A source I spoke to recalled that, around 2011 and 2012, it was still possible to have robust and thoughtful discussions—even constructive and respectful arguments—around the topics of sex, sexuality, and gender.
However, in 2013, these topics became a part of the curriculum, and professors were expected to teach units on gender and gender identity in line with gender identity ideology orthodoxy. By 2016, conversation was thoroughly chilled and there was no discussion or critique allowed around ideas like “trans women are women.”
Another sad truth is that the influx of Quartermain’s money has provided the faculty with the resources to invite radical gender ideologue speakers and pursue initiatives that push these ideas even more adamantly onto student teachers and, eventually, into K-12 classrooms.

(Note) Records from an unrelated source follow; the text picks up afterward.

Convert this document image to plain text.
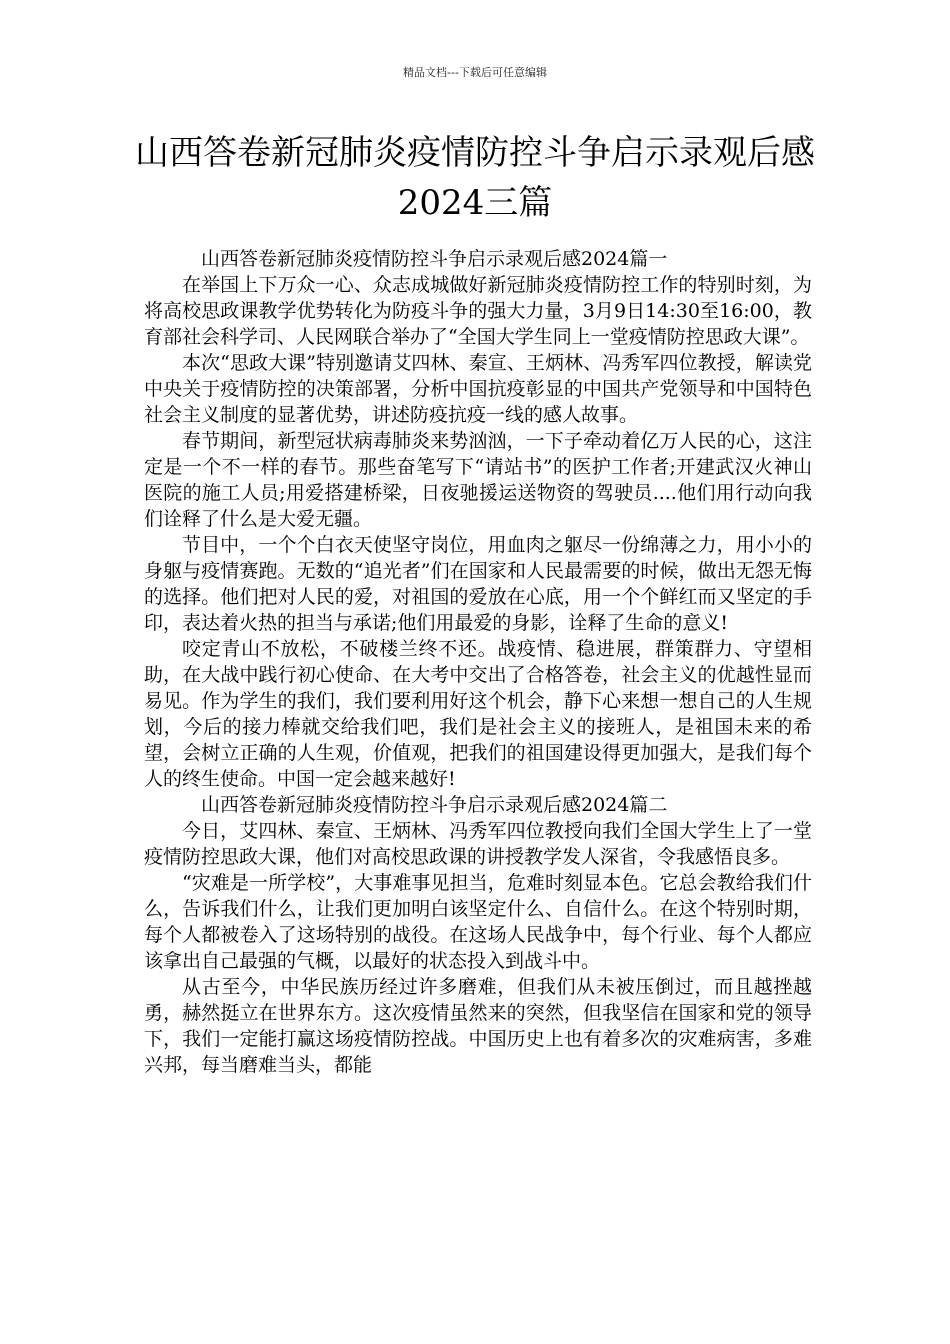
精品文档---下载后可任意编辑
山西答卷新冠肺炎疫情防控斗争启示录观后感2024三篇

山西答卷新冠肺炎疫情防控斗争启示录观后感2024篇一

在举国上下万众一心、众志成城做好新冠肺炎疫情防控工作的特别时刻，为将高校思政课教学优势转化为防疫斗争的强大力量，3月9日14:30至16:00，教育部社会科学司、人民网联合举办了“全国大学生同上一堂疫情防控思政大课”。

本次“思政大课”特别邀请艾四林、秦宣、王炳林、冯秀军四位教授，解读党中央关于疫情防控的决策部署，分析中国抗疫彰显的中国共产党领导和中国特色社会主义制度的显著优势，讲述防疫抗疫一线的感人故事。

春节期间，新型冠状病毒肺炎来势汹汹，一下子牵动着亿万人民的心，这注定是一个不一样的春节。那些奋笔写下“请站书”的医护工作者;开建武汉火神山医院的施工人员;用爱搭建桥梁，日夜驰援运送物资的驾驶员....他们用行动向我们诠释了什么是大爱无疆。

节目中，一个个白衣天使坚守岗位，用血肉之躯尽一份绵薄之力，用小小的身躯与疫情赛跑。无数的“追光者”们在国家和人民最需要的时候，做出无怨无悔的选择。他们把对人民的爱，对祖国的爱放在心底，用一个个鲜红而又坚定的手印，表达着火热的担当与承诺;他们用最爱的身影，诠释了生命的意义!

咬定青山不放松，不破楼兰终不还。战疫情、稳进展，群策群力、守望相助，在大战中践行初心使命、在大考中交出了合格答卷，社会主义的优越性显而易见。作为学生的我们，我们要利用好这个机会，静下心来想一想自己的人生规划，今后的接力棒就交给我们吧，我们是社会主义的接班人，是祖国未来的希望，会树立正确的人生观，价值观，把我们的祖国建设得更加强大，是我们每个人的终生使命。中国一定会越来越好!

山西答卷新冠肺炎疫情防控斗争启示录观后感2024篇二

今日，艾四林、秦宣、王炳林、冯秀军四位教授向我们全国大学生上了一堂疫情防控思政大课，他们对高校思政课的讲授教学发人深省，令我感悟良多。

“灾难是一所学校”，大事难事见担当，危难时刻显本色。它总会教给我们什么，告诉我们什么，让我们更加明白该坚定什么、自信什么。在这个特别时期，每个人都被卷入了这场特别的战役。在这场人民战争中，每个行业、每个人都应该拿出自己最强的气概，以最好的状态投入到战斗中。

从古至今，中华民族历经过许多磨难，但我们从未被压倒过，而且越挫越勇，赫然挺立在世界东方。这次疫情虽然来的突然，但我坚信在国家和党的领导下，我们一定能打赢这场疫情防控战。中国历史上也有着多次的灾难病害，多难兴邦，每当磨难当头，都能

It is not hard to imagine that a man who didn’t feel comfortable coming out until later in life genuinely thinks that what he is doing with his charitable activities is helping children and young people like himself.
“I never saw myself reflected in school,” Quartermain says in the Mining Legends Speakers Series. “If we all see ourselves reflected in society as equal partners, then it’s going to be a much better place for everyone to live.”
Unfortunately, SOGI programs often teach young, gender non-conforming boys who might grow up to be gay like Quartermain that their likes, interests, and behaviors mean they are really girls.
Many gay men, lesbians, and bisexual people are waking up to the fact that the gender identity movement is not for us. These ideas twist our understanding of sexual orientation, take away our ability to advocate for ourselves and our interests, and harm gender non-conforming children who might otherwise grow up to be same-sex attracted.
Quartermain presents himself as a man of data and science. It is becoming clearer every day that gender identity ideology is harmful to children, to same-sex attracted people, to women, and to some of the most vulnerable individuals in society. It’s time for him to face the facts.